Again let’s break down this line by line to understand the changes we’ve made:

1) We can assign the ID for China to a variable called 'china_id' using the ID we found earlier in the notebook
2) Assign the ID for the Crude/Condensates to a variable called 'crude_condesates_id'
3) We keep this the same as before as we are calling the same endpoint.
4) For our 4th line, I prefer to think of things in terms of tonnes so I’m going to change the timeseries_unit to be 't'.
5) For the 5th line, I’m going to change 'month' to 'day' as I’d like to see the change daily
6) As I’m not concerned where the crude/ condensates have come from.

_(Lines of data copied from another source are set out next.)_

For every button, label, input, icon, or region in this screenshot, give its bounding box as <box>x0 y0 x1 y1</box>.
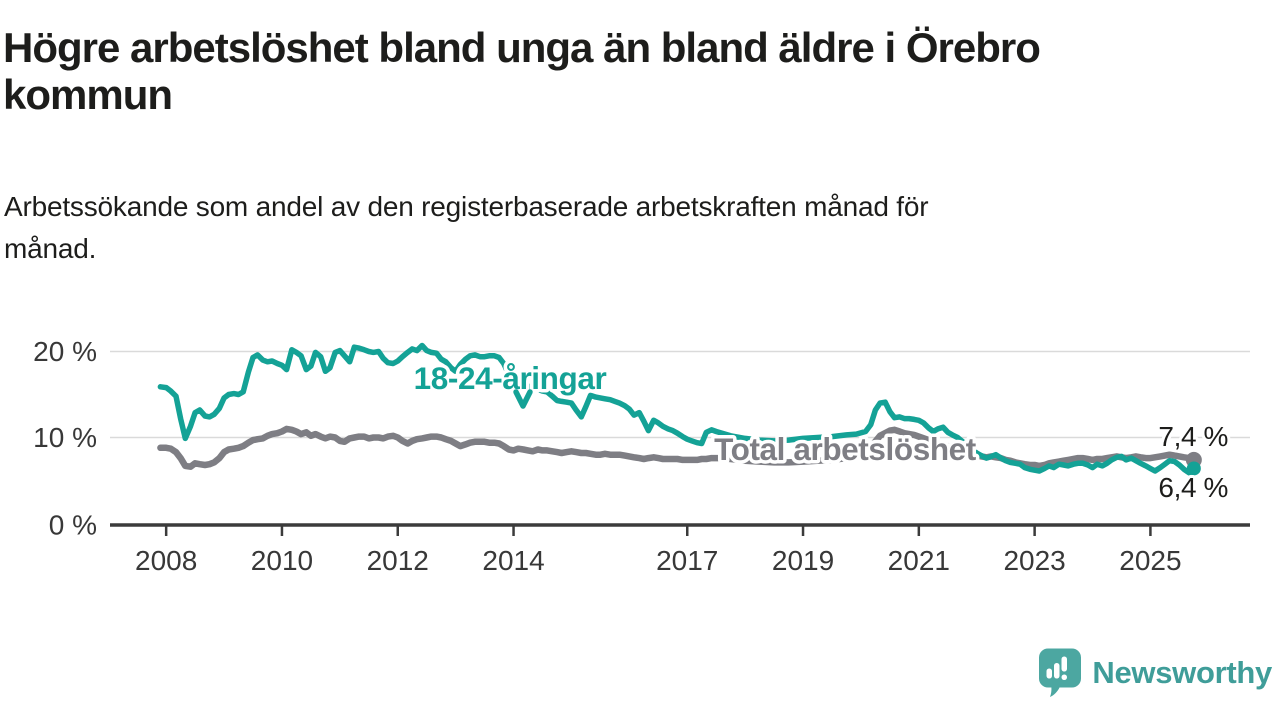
logo-exclamation-dot <box>1061 674 1068 680</box>
youth-series-arrow <box>513 389 533 409</box>
youth-end-value: 6,4 % <box>1158 472 1228 503</box>
series-layer <box>157 342 1202 476</box>
x-tick-label-2012: 2012 <box>367 545 429 576</box>
series-line-1 <box>157 342 1197 476</box>
x-tick-label-2010: 2010 <box>251 545 313 576</box>
total-series-label: Total arbetslöshet <box>714 431 977 467</box>
axis-layer: 20 % 10 % 0 % 2008 2010 2012 2014 2017 2019 2021 2… <box>33 336 1250 576</box>
newsworthy-wordmark: Newsworthy <box>1092 654 1272 690</box>
logo-bubble <box>1039 648 1082 697</box>
youth-series-label: 18-24-åringar <box>414 360 607 396</box>
x-tick-label-2008: 2008 <box>135 545 197 576</box>
x-tick-label-2017: 2017 <box>656 545 718 576</box>
newsworthy-icon <box>1039 648 1082 697</box>
chart-title: Högre arbetslöshet bland unga än bland ä… <box>3 24 1041 119</box>
x-tick-label-2023: 2023 <box>1003 545 1065 576</box>
annotation-layer: 18-24-åringar Total arbetslöshet 7,4 % 6,4 … <box>410 357 1231 507</box>
x-tick-label-2019: 2019 <box>772 545 834 576</box>
x-tick-label-2014: 2014 <box>482 545 544 576</box>
total-end-value: 7,4 % <box>1158 421 1228 452</box>
newsworthy-logo: Newsworthy <box>1037 647 1272 698</box>
x-tick-label-2025: 2025 <box>1119 545 1181 576</box>
chart-subtitle: Arbetssökande som andel av den registerb… <box>4 191 929 264</box>
y-tick-label-20: 20 % <box>33 336 97 367</box>
x-tick-label-2021: 2021 <box>888 545 950 576</box>
series-line-0 <box>157 425 1198 470</box>
logo-exclamation-bar <box>1061 656 1068 672</box>
series-end-dot-1 <box>1186 461 1201 476</box>
logo-bar-tall <box>1054 663 1060 679</box>
logo-bar-small <box>1046 668 1053 679</box>
y-tick-label-0: 0 % <box>49 510 97 541</box>
y-tick-label-10: 10 % <box>33 422 97 453</box>
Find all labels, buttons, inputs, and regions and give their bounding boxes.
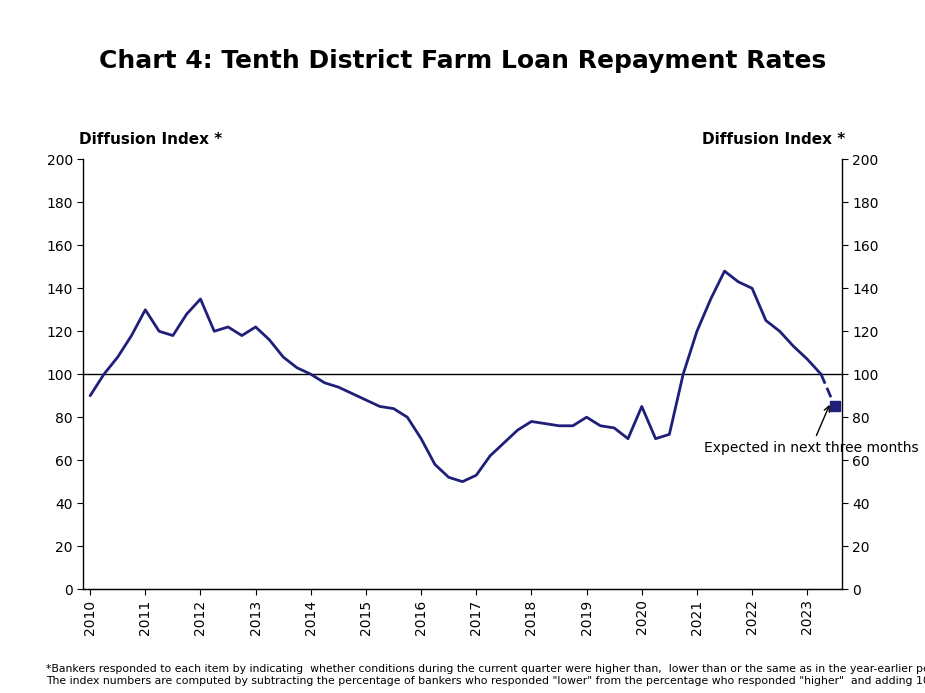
- Text: Expected in next three months: Expected in next three months: [704, 406, 919, 455]
- Text: Diffusion Index *: Diffusion Index *: [80, 132, 223, 146]
- Text: Diffusion Index *: Diffusion Index *: [702, 132, 845, 146]
- Text: Chart 4: Tenth District Farm Loan Repayment Rates: Chart 4: Tenth District Farm Loan Repaym…: [99, 49, 826, 73]
- Text: *Bankers responded to each item by indicating  whether conditions during the cur: *Bankers responded to each item by indic…: [46, 665, 925, 686]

I’m going to remove the filter_origins argument and replace it with filter_storage_locations, and set it to 'china_id' which we have defined in the first line.
7) Set the filter_products argument to 'crude_condesates_id' which we have defined in the 2nd line.
8) This time for the 8th line I’m going to set the filter_activity to ‘storing_state’.
9) Here I have changed the date to be at the start of this year
10) Using 'datetime.today().date()' we get today’s date
11) I am going to keep the 11th line the same as I would like the DataFrame results to be similar (or the same) to the first query.

Exporting your data as a CSV

If you would like to export the final DataFrame as a CSV, use the following :

df_fs.to_csv(‘~/Desktop/chinese_floating_storage.csv’)

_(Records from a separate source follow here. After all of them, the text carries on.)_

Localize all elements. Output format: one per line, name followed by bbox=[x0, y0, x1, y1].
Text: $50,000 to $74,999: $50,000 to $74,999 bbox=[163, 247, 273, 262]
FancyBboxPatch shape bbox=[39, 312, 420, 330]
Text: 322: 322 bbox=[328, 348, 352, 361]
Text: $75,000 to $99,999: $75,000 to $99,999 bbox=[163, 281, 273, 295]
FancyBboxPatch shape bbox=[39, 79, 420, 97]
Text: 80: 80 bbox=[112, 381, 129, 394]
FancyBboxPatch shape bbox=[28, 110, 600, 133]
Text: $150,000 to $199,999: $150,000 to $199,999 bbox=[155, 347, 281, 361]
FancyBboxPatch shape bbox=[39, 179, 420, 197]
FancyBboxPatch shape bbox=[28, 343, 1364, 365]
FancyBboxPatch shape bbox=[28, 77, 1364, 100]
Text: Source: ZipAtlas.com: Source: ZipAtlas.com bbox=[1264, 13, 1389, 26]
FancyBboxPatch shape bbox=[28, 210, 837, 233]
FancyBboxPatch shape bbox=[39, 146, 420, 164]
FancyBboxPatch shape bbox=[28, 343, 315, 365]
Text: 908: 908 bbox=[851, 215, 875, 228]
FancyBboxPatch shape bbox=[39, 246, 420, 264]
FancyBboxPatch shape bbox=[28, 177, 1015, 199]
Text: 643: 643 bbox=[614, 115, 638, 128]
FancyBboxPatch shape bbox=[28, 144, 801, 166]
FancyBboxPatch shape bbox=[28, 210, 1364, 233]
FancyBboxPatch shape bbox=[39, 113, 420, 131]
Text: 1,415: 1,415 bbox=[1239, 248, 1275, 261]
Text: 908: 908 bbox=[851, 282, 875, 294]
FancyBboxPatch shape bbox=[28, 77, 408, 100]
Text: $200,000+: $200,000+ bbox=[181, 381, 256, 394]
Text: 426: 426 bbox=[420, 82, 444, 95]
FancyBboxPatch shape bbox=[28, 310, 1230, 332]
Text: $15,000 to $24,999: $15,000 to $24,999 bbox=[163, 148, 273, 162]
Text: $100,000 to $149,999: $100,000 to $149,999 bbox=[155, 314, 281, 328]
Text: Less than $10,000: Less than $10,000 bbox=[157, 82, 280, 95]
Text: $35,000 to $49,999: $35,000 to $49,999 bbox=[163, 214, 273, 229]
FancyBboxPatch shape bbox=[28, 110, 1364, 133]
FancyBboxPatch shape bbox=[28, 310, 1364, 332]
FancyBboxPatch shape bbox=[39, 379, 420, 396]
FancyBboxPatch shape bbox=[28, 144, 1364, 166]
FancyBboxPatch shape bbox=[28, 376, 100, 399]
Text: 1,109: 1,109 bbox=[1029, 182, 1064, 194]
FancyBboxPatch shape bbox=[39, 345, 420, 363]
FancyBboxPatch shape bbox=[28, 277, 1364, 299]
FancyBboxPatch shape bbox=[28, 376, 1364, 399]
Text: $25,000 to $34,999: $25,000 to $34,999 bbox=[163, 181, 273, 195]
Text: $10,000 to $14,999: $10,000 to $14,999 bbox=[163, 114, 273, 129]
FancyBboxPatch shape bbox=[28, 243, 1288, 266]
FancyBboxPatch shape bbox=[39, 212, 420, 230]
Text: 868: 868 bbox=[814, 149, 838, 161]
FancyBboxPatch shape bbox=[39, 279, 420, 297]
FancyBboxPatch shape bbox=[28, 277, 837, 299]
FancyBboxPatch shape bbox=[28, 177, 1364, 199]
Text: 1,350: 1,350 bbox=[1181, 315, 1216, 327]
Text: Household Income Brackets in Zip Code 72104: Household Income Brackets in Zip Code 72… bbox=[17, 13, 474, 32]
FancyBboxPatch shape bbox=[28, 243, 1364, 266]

On your desktop, there should now be a file called chinese_floating_storage.csv

Final Thoughts

Today we’ve learned how to take example code from Vortexa’s Python SDK documentation and change it to fit a real-world example. This is a skill you can translate to any Python package. If you would like to look into more examples for the Vortexa SDK you can find all of the documentation here.

I hope after reading this and following along with the Notebook you’ve gained more confidence writing Python code and can see that learning the language is not as daunting as it looks. Python allows the user to be versatile with their data and provides even deeper analysis, as can be seen through the Vortexa Python SDK.

And that’s all there is to it.